What Mr Blair is also aware of is that, in behind-the-scenes negotiations on the constitution, Britain has got nowhere in urging caution in the drive to final integration. In the working group on the common foreign policy, for instance, our chief delegate, Peter Hain, has been treated with scarcely-disguised contempt. When he expressed reservations at a kind of integration that would make it impossible for Mr Blair to follow his present independent, pro-American line on Iraq, these were simply airbrushed out of the group's final report.

In other words, what is to be decided over the next 12 months, and to a far greater extent than most people have yet realised, is whether Britain is to become no more than a subordinate part of a new United States of Europe. This is why Mr Blair is so eager to get that referendum on the currency out of the way: before the British people finally wake up to the awesome dimensions of what it is committing them to.

A sporting chance

Last September I reported how I had been landed with a "red tape folly" all of my own when the tiny Somerset village cricket club of Litton, of which I am vice-captain, was faced with a "business rate" demand for #700. This equated to #116 for every home game. Repeatedly I was summoned to court for non-payment, while trying to explain to Mendip district council how, for a club with subscription income of only #80 a year and a battered wooden shed serving as a pavilion, this seemed a trifle steep.

I was further intrigued to discover that, whenever I had summonses purporting to come from the council offices in Shepton Mallet, down the road, they in fact came from a private company, Capita, in south London, to which our council has contracted out the running of its non-domestic rates.

After many exchanges I am delighted to report that our cricket club has now been granted 100 per cent rate relief, and that when our case again comes before the magistrates next week they will be told that our "payments have been made in full". So a happy new year to all at Capita, and to our councillor Bill Mackay for his help on our behalf.

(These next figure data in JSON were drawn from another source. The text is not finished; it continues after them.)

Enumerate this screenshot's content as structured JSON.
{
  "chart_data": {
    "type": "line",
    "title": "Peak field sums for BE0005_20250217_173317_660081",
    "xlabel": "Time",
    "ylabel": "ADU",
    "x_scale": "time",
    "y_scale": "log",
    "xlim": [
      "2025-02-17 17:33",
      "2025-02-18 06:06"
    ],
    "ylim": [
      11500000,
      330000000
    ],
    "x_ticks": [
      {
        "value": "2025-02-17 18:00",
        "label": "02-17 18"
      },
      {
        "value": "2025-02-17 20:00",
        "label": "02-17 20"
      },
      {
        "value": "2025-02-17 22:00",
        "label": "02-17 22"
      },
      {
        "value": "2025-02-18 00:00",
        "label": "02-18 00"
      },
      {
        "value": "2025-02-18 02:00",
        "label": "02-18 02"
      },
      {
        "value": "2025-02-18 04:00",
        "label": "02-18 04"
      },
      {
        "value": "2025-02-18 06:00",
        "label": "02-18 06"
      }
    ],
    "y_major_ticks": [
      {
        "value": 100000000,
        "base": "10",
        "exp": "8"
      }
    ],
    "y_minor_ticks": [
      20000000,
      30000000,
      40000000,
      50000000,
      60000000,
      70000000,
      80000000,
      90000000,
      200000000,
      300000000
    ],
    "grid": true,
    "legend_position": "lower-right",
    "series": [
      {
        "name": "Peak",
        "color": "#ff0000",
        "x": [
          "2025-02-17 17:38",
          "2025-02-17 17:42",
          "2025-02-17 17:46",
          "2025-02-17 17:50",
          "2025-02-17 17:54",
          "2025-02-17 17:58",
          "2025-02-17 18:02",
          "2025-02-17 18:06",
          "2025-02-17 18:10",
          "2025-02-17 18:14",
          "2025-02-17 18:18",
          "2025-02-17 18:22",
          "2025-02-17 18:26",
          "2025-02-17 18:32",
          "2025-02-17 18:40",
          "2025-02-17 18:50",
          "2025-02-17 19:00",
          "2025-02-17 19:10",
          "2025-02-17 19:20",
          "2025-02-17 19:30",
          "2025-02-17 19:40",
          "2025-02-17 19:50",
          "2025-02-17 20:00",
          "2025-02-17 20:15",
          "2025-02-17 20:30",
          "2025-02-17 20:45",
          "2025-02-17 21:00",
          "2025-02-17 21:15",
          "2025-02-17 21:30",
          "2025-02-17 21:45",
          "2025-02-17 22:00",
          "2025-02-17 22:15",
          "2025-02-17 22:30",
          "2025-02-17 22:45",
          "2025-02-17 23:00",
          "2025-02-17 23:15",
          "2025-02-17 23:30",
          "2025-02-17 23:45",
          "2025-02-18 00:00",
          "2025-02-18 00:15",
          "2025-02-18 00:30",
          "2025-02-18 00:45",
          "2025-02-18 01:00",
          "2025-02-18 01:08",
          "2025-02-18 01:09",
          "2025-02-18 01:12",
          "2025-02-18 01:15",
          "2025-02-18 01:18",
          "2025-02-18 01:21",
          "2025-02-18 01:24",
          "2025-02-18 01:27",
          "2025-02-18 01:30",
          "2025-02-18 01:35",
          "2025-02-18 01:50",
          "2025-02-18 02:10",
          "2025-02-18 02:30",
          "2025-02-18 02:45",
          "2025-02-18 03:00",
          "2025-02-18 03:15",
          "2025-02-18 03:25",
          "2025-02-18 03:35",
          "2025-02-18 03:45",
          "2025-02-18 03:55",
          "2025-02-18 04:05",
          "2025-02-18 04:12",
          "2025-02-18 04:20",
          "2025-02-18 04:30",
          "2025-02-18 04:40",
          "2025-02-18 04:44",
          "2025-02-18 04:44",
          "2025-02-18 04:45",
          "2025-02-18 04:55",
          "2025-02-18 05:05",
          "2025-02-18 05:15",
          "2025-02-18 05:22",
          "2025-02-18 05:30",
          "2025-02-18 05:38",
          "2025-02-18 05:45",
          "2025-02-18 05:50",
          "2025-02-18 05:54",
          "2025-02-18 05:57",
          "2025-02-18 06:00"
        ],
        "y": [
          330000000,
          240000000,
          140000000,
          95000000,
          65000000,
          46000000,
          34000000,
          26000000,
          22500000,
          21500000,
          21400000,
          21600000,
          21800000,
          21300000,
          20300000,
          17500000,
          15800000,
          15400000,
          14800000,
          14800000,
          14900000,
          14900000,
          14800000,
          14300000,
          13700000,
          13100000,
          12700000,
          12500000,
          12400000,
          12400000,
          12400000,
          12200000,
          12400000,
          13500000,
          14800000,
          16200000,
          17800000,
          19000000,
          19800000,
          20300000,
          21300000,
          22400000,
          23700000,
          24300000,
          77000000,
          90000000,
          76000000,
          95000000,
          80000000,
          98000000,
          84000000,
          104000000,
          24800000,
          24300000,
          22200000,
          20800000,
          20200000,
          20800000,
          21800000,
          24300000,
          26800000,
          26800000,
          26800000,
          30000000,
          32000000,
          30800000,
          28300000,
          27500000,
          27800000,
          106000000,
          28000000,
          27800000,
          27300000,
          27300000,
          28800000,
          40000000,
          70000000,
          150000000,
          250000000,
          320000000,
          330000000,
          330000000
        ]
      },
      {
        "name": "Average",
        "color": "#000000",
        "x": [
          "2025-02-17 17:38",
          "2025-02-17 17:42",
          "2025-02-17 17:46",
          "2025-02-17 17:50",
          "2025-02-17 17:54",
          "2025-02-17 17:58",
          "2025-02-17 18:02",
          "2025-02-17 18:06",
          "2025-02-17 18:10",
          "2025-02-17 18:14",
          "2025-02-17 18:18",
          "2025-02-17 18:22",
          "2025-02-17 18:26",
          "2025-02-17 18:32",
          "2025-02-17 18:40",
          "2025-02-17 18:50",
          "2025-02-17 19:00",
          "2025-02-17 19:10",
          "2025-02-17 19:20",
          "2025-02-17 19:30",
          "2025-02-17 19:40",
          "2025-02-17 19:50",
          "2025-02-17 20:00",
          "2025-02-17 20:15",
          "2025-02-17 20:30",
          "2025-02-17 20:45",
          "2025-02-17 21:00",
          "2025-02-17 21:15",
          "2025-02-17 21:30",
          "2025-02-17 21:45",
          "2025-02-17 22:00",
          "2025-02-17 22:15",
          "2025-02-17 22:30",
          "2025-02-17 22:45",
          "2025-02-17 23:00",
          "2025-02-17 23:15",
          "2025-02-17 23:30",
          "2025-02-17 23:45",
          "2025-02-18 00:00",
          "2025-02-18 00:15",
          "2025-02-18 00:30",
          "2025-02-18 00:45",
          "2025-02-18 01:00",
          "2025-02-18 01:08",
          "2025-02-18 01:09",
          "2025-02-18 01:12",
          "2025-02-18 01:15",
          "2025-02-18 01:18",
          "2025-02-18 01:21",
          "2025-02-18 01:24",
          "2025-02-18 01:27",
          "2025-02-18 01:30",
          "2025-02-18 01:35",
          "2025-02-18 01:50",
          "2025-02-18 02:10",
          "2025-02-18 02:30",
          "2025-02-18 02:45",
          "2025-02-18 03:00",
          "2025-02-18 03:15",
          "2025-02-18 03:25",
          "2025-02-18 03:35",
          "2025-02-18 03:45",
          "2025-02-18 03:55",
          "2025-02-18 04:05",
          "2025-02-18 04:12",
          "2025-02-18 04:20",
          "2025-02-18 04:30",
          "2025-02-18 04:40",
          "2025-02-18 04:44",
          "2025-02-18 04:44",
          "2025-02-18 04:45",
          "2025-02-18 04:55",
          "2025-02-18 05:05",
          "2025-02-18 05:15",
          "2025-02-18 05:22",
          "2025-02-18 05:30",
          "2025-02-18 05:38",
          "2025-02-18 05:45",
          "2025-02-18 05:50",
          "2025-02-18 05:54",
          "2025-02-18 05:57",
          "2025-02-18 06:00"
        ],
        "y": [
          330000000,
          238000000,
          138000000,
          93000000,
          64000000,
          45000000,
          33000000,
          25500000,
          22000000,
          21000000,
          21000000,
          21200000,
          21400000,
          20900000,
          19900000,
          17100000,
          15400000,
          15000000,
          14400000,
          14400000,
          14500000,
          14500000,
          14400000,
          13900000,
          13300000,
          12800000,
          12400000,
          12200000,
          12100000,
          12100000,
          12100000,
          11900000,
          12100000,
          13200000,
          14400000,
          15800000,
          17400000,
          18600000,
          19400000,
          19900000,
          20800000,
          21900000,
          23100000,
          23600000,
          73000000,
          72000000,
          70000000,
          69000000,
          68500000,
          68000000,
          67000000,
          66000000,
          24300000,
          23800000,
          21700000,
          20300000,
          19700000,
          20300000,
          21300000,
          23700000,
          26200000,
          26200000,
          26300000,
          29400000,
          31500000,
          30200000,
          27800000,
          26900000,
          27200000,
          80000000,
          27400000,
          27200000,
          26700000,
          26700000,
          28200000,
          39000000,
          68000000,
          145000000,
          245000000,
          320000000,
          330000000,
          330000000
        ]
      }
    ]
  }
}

Alas, it may not be so happy for all amateur sports clubs, as I discovered from the correspondence my article drew from others in a less fortunate position. Despite Gordon Brown's pledge in his last Budget speech that the Government would do all it could to support such sports clubs, the rugby club in Banbury, Oxfordshire, for instance, was landed with a massive non-domestic rates bill, totalling #100,000, that forced the club to sell its ground and go into liquidation.

Metre readings

Just before Christmas, Times readers were delighted to see a news report that greater mouse-eared bats found in Sussex "can weigh up to 30kg", which, at 66lb, makes them an impressive mammal. This is not the first time The Times has got into a muddle through the politically correct insistence of some of its staff that all weights and measures must be metricated (although others, as in reports on last week's flooding, wisely give them in the measures most readers understand, with metric conversions in brackets).

Earlier last year the paper reported that a new skyscraper proposed for Aldgate would be 1,050 feet high, translated elsewhere on the same page as "217 metres" (only 338 feet out). Some time back, when John Prescott had an office in Marsham Street, The Times solemnly recorded that this was "only a kilometre" from Downing Street. In fact it is a mile, but someone must have thought a kilometre was much the same.

Another trap into which the thought-police of The Times frequently fall is giving measurements in centimetres (as in that famous bat tale, where the creatures' ears were said to be up to "3cm long"). A stiff memo should go out from the editor to remind his journalists that, under the EU version of the metric system that they are so keen to promote, centimetres are not a legal measurement. Those bats' ears are nearly 30 millimetres long (or, if you prefer, an inch).